The Dream

Our congregations need to be set free, which is essentially the same as saying that they need to be awakened or revived.
— Georg Sverdrup

Christ had become academic. Pews were filled with unchanged lives. The forgiveness of sins became disconnected from its application to the believer in everyday living. A dead orthodoxy failed to bring the transformative power of the Gospel into everyday life. But the revivals came.

Two young professors were driven to take a fresh look at the New Testament church in Scripture. They studied the old story of freedom in Christ and living Christian faith. They concluded that the local congregation is the right form of God's kingdom on earth, and no power, except for God's Word, may dictate to it, not even a synodical hierarchy. This conviction was not simply a matter of church government, but rather a vision for Spirit-filled churches driven by their freedom in Christ.

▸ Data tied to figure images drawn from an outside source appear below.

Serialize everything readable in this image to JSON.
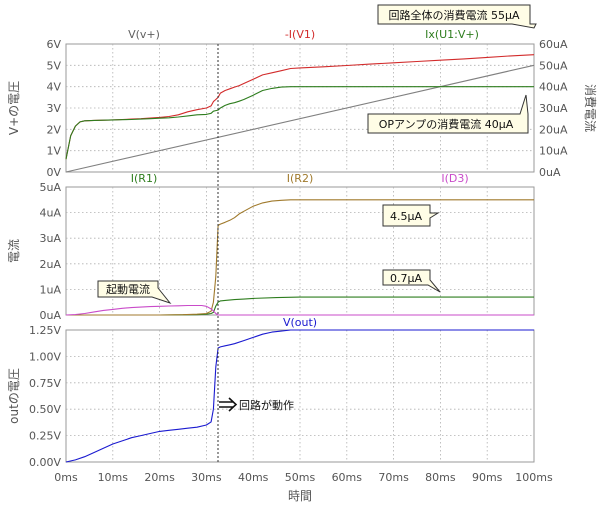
{
  "chart_data": [
    {
      "type": "line",
      "panel": "top",
      "ylabel_left": "V+の電圧",
      "ylabel_right": "消費電流",
      "ylim_left": [
        0,
        6
      ],
      "yticks_left": [
        "0V",
        "1V",
        "2V",
        "3V",
        "4V",
        "5V",
        "6V"
      ],
      "ylim_right": [
        0,
        60
      ],
      "yticks_right": [
        "0uA",
        "10uA",
        "20uA",
        "30uA",
        "40uA",
        "50uA",
        "60uA"
      ],
      "grid": true,
      "series": [
        {
          "name": "V(v+)",
          "color": "#808080",
          "axis": "left",
          "x": [
            0,
            100
          ],
          "y": [
            0,
            5.0
          ]
        },
        {
          "name": "-I(V1)",
          "color": "#d22b2b",
          "axis": "right",
          "x": [
            0,
            1,
            2,
            3,
            4,
            6,
            8,
            10,
            12,
            14,
            16,
            18,
            20,
            22,
            24,
            26,
            28,
            30,
            31,
            31.5,
            32,
            32.5,
            33,
            34,
            35,
            36,
            37,
            38,
            40,
            42,
            44,
            46,
            48,
            50,
            55,
            60,
            65,
            70,
            75,
            80,
            85,
            90,
            95,
            100
          ],
          "y": [
            6,
            17,
            21.5,
            23.5,
            24,
            24.2,
            24.3,
            24.4,
            24.6,
            24.8,
            25,
            25.3,
            25.6,
            26,
            26.8,
            28.2,
            29.2,
            30,
            31,
            33,
            34,
            35,
            37,
            38.2,
            39,
            39.8,
            40.5,
            41.5,
            43.5,
            45.5,
            46.5,
            47.5,
            48.5,
            48.8,
            49.3,
            49.9,
            50.6,
            51.2,
            51.8,
            52.4,
            53,
            53.7,
            54.4,
            55
          ]
        },
        {
          "name": "Ix(U1:V+)",
          "color": "#2e7d1e",
          "axis": "right",
          "x": [
            0,
            1,
            2,
            3,
            4,
            6,
            8,
            10,
            12,
            14,
            16,
            18,
            20,
            22,
            24,
            26,
            28,
            30,
            31,
            31.5,
            32,
            32.5,
            33,
            34,
            35,
            36,
            37,
            38,
            40,
            42,
            44,
            46,
            48,
            50,
            55,
            60,
            65,
            70,
            75,
            80,
            85,
            90,
            95,
            100
          ],
          "y": [
            6,
            17,
            21.5,
            23.5,
            24,
            24.2,
            24.3,
            24.4,
            24.5,
            24.6,
            24.8,
            25,
            25.2,
            25.4,
            25.8,
            26.3,
            26.8,
            27,
            27.5,
            28.5,
            28.8,
            29,
            30,
            31.2,
            32,
            32.5,
            33.2,
            34,
            36,
            38.2,
            39.2,
            39.8,
            40,
            40,
            40,
            40,
            40,
            40,
            40,
            40,
            40,
            40,
            40,
            40
          ]
        }
      ],
      "annotations": [
        "回路全体の消費電流 55μA",
        "OPアンプの消費電流 40μA"
      ]
    },
    {
      "type": "line",
      "panel": "middle",
      "ylabel_left": "電流",
      "ylim_left": [
        0,
        5
      ],
      "yticks_left": [
        "0uA",
        "1uA",
        "2uA",
        "3uA",
        "4uA",
        "5uA"
      ],
      "grid": true,
      "series": [
        {
          "name": "I(R1)",
          "color": "#2e7d1e",
          "x": [
            0,
            10,
            20,
            28,
            30,
            31,
            31.5,
            32,
            32.5,
            33,
            34,
            36,
            38,
            40,
            45,
            50,
            60,
            100
          ],
          "y": [
            0,
            0,
            0,
            0.01,
            0.03,
            0.06,
            0.1,
            0.35,
            0.5,
            0.55,
            0.57,
            0.6,
            0.62,
            0.65,
            0.68,
            0.7,
            0.7,
            0.7
          ]
        },
        {
          "name": "I(R2)",
          "color": "#a07a2c",
          "x": [
            0,
            10,
            20,
            25,
            28,
            30,
            31,
            31.5,
            32,
            32.5,
            33,
            34,
            35,
            36,
            37,
            38,
            40,
            42,
            44,
            46,
            48,
            50,
            55,
            60,
            100
          ],
          "y": [
            0,
            0,
            0,
            0.01,
            0.03,
            0.06,
            0.15,
            0.5,
            1.5,
            3.5,
            3.55,
            3.62,
            3.7,
            3.8,
            3.95,
            4.05,
            4.25,
            4.38,
            4.45,
            4.48,
            4.5,
            4.5,
            4.5,
            4.5,
            4.5
          ]
        },
        {
          "name": "I(D3)",
          "color": "#c94bc9",
          "x": [
            0,
            2,
            4,
            6,
            8,
            10,
            12,
            14,
            16,
            18,
            20,
            22,
            24,
            26,
            28,
            29,
            30,
            31,
            31.5,
            32,
            32.5,
            33,
            100
          ],
          "y": [
            0,
            0.02,
            0.06,
            0.12,
            0.18,
            0.22,
            0.26,
            0.29,
            0.31,
            0.33,
            0.34,
            0.35,
            0.36,
            0.37,
            0.37,
            0.37,
            0.34,
            0.24,
            0.16,
            0.06,
            0,
            0,
            0
          ]
        }
      ],
      "annotations": [
        "4.5μA",
        "0.7μA",
        "起動電流"
      ]
    },
    {
      "type": "line",
      "panel": "bottom",
      "ylabel_left": "outの電圧",
      "xlabel": "時間",
      "ylim_left": [
        0,
        1.25
      ],
      "yticks_left": [
        "0.00V",
        "0.25V",
        "0.50V",
        "0.75V",
        "1.00V",
        "1.25V"
      ],
      "xlim": [
        0,
        100
      ],
      "xticks": [
        "0ms",
        "10ms",
        "20ms",
        "30ms",
        "40ms",
        "50ms",
        "60ms",
        "70ms",
        "80ms",
        "90ms",
        "100ms"
      ],
      "grid": true,
      "series": [
        {
          "name": "V(out)",
          "color": "#1a1ad0",
          "x": [
            0,
            2,
            4,
            6,
            8,
            10,
            12,
            14,
            16,
            18,
            20,
            22,
            24,
            26,
            28,
            30,
            31,
            31.5,
            32,
            32.5,
            33,
            34,
            35,
            36,
            38,
            40,
            42,
            44,
            46,
            48,
            50,
            60,
            100
          ],
          "y": [
            0,
            0.02,
            0.05,
            0.09,
            0.13,
            0.17,
            0.2,
            0.23,
            0.25,
            0.27,
            0.29,
            0.3,
            0.31,
            0.32,
            0.33,
            0.35,
            0.38,
            0.5,
            0.9,
            1.08,
            1.09,
            1.1,
            1.11,
            1.12,
            1.15,
            1.18,
            1.21,
            1.23,
            1.24,
            1.25,
            1.25,
            1.25,
            1.25
          ]
        }
      ],
      "annotations": [
        "回路が動作"
      ]
    }
  ]
}
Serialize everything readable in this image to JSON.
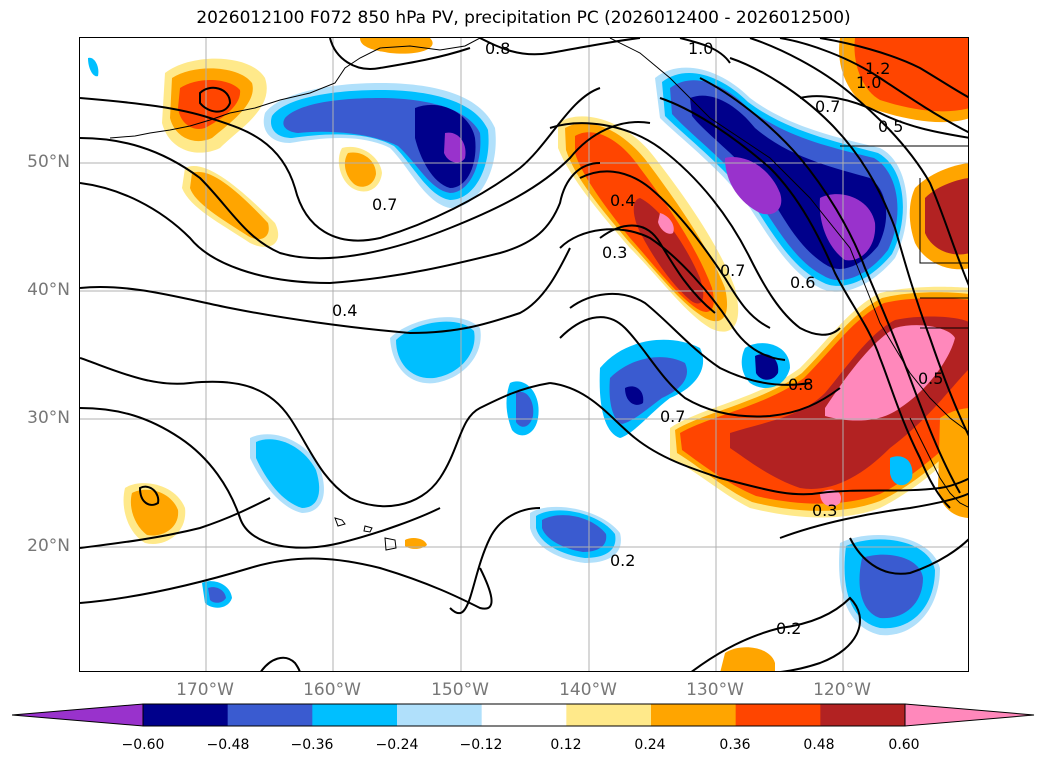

Where the Spirit of the Lord is, there is freedom. ~2 Corinthians 3:17

Georg Sverdrup and Sven Oftedal crossed the Atlantic with a genuinely radical view of Christian education and founded Augsburg College in 1869. They worked for a new kind of American church that was biblically-grounded and historically-rooted.

Our forefathers sought to plant congregations who would promote a living Lutheran orthodoxy, churches filled with changed lives. They sought shepherds who would serve rather than dominate as overlords, pastors who would encourage lay people to exercise their spiritual gifts in Kingdom service. They prized missions and emphasized evangelism to begin planting Lutheran free churches. They dreamed of a movement for free and living congregations. And so our story began.

“Our congregations need to be set free, which is essentially the same as saying that they need to be awakened or revived... When God's Spirit comes upon a congregation, the first and most pronounced effect will be a living zeal for the salvation of souls... When those who have themselves been set free from the bonds of death, arise in the power through which Christ arose from the dead, and begin to labor for the awakening of others, then freedom has dawned in truth. Then bonds are broken, other considerations are brushed aside, and only one thing matters:

How can we get those who sleep awakened? How can we get those who are dying saved? How can we get those who are bound set free? How can we get someone along with us on the way to eternal life?”